Wenner Moyer talked with her kids about how abortion restrictions are rooted in sexism: the idea that women shouldn’t have full bodily autonomy. Anti-abortion activists are “saying women shouldn’t be in charge of their bodies, or that they can’t make decisions for themselves,” she explains, “and that’s not fair, and that’s not true.”

Women throughout history have terminated their early pregnancies, but those generally weren’t thought of as abortions if they occurred before “quickening” — noticeable fetal movement. Crucially, pregnant people themselves were historically the arbiters of that information. This singular purview was eroded with the advent of reliable pregnancy tests and ultrasound technology, which enabled independent confirmation and surveillance of pregnancies.

Abortion is also not just a women’s issue. “Many very famous and very powerful men have been able to move on in their careers because they paid for, participated in, or know about a woman who had an abortion,” Crear-Perry points out.

One way racism is at work is in how public discussion of reproductive rights is largely relegated to abortion legality; this leaves aside issues of geographical and financial access, in addition to a whole host of other complementary rights and needs. “Roe is a floor, not a ceiling,” says Crear-Perry. The original framework of reproductive justice, a term coined in 1994 by the collective SisterSong, was about “the ability to have children, not have children, to parent children in safe and sustainable environments, and to have personal bodily autonomy,” she explains. This intersectional approach works toward progress on a range of issues including adequate prenatal care, wages that can support a family, and comprehensive sex education.

People of color have systematically been denied first the legal ability and then the resources to build their families since the country’s founding. Today, abortion restrictions disproportionally fall on Black and Hispanic pregnant people, who are less likely to have the money and insurance access to obtain abortions in other ways. “The truth is, these laws have always been about poor and marginalized people,” says Crear-Perry. “If you have resources, these laws are irrelevant.”

Share all your pregnancy stories if you can

“Abortion is an endpoint that happens frequently in pregnancies, and it doesn’t always mean elective,” says Crear-Perry. The medical definition of the term includes stillbirths and miscarriages, which are common — as many as a quarter of all pregnancies are miscarried. While restrictive abortion laws, which often make managing such pregnancy complications difficult and dangerous, purport to only regulate elective procedures, the line between “elective” and “medically necessary” has always been thin and unstable; in fact, some doctors argue that it’s a distinction that shouldn’t be drawn at all. Abortion is something many people do, for lots of reasons. Telling your children about a lost, but wanted, pregnancy helps dispel the perception that every fertilized egg will turn into a healthy baby.

Telling the stories of desired abortions is also key: Overwhelmingly, people who get abortions do not regret them.
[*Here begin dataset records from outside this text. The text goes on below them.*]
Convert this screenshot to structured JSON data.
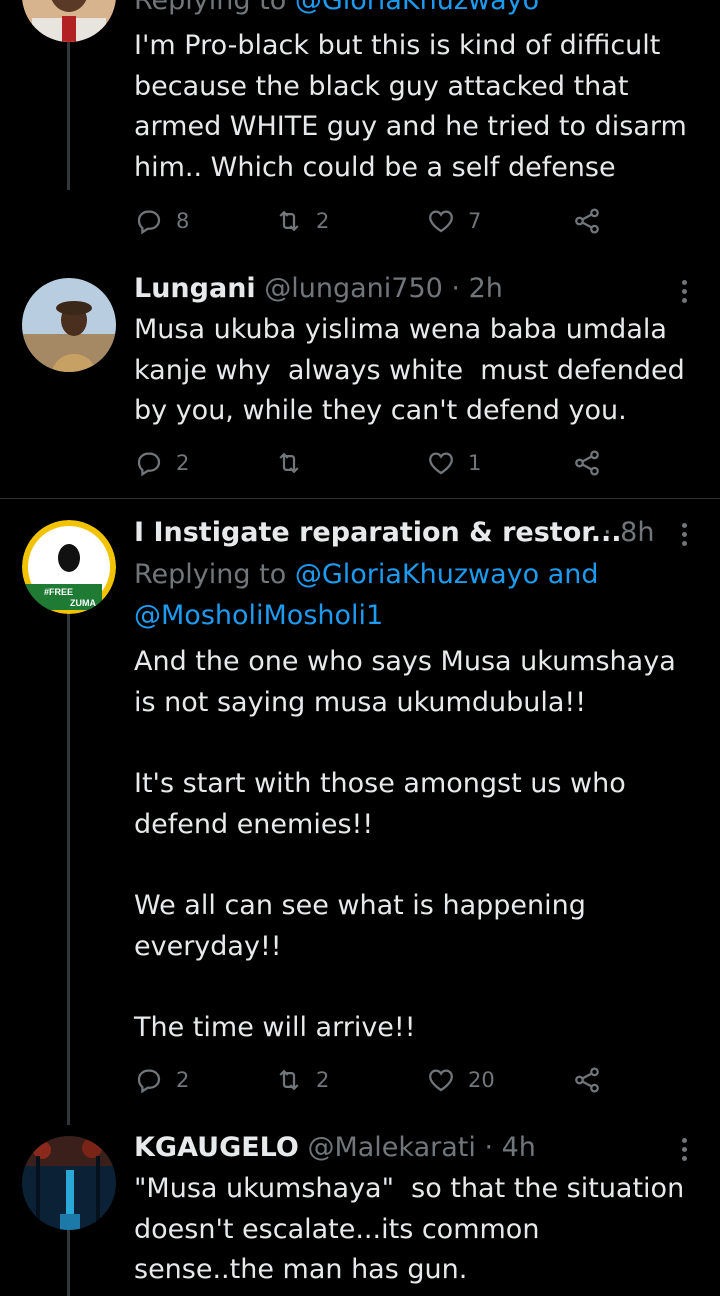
{
  "tweets": [
    {
      "reply_prefix": "Replying to",
      "reply_handles": "@GloriaKhuzwayo",
      "text": "I'm Pro-black but this is kind of difficult\nbecause the black guy attacked that\narmed WHITE guy and he tried to disarm\nhim.. Which could be a self defense",
      "replies": "8",
      "retweets": "2",
      "likes": "7"
    },
    {
      "name": "Lungani",
      "handle": "@lungani750",
      "time": "· 2h",
      "text": "Musa ukuba yislima wena baba umdala\nkanje why  always white  must defended\nby you, while they can't defend you.",
      "replies": "2",
      "retweets": "",
      "likes": "1"
    },
    {
      "name": "I Instigate reparation & restor...",
      "time": "· 8h",
      "reply_prefix": "Replying to",
      "reply_handles": "@GloriaKhuzwayo and",
      "reply_handles_2": "@MosholiMosholi1",
      "avatar_badge_1": "#FREE",
      "avatar_badge_2": "ZUMA",
      "text": "And the one who says Musa ukumshaya\nis not saying musa ukumdubula!!\n\nIt's start with those amongst us who\ndefend enemies!!\n\nWe all can see what is happening\neveryday!!\n\nThe time will arrive!!",
      "replies": "2",
      "retweets": "2",
      "likes": "20"
    },
    {
      "name": "KGAUGELO",
      "handle": "@Malekarati",
      "time": "· 4h",
      "text": "\"Musa ukumshaya\"  so that the situation\ndoesn't escalate...its common\nsense..the man has gun."
    }
  ],
  "icons": [
    "reply-icon",
    "retweet-icon",
    "like-icon",
    "share-icon",
    "more-icon"
  ],
  "colors": {
    "background": "#000000",
    "text": "#e7e9ea",
    "muted": "#71767b",
    "link": "#1d9bf0",
    "divider": "#2f3336"
  }
}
The Turnaway Study followed 1,000 women over 10 years, some of whom had abortions and some of whom were turned away for being past their local clinic’s gestational limit. The researchers found that 95 percent of the subjects who’d had an abortion reported that the abortion was the right decision for them more than five years after the procedure.

Sharing personal narratives of abortion can be difficult owing to the stigma around them, and restrictive state laws could make doing so even more fraught. But there’s value, Bracey Sherman says, in articulating positive relationships with abortions.

“Our families are created, in part, by abortion,” Bracey Sherman says. “How do we actually move to a conversation about abortion being an act of love and a decision that people make to build their families and live their lives?”

It’s a shift that can take place one family at a time, starting with yours.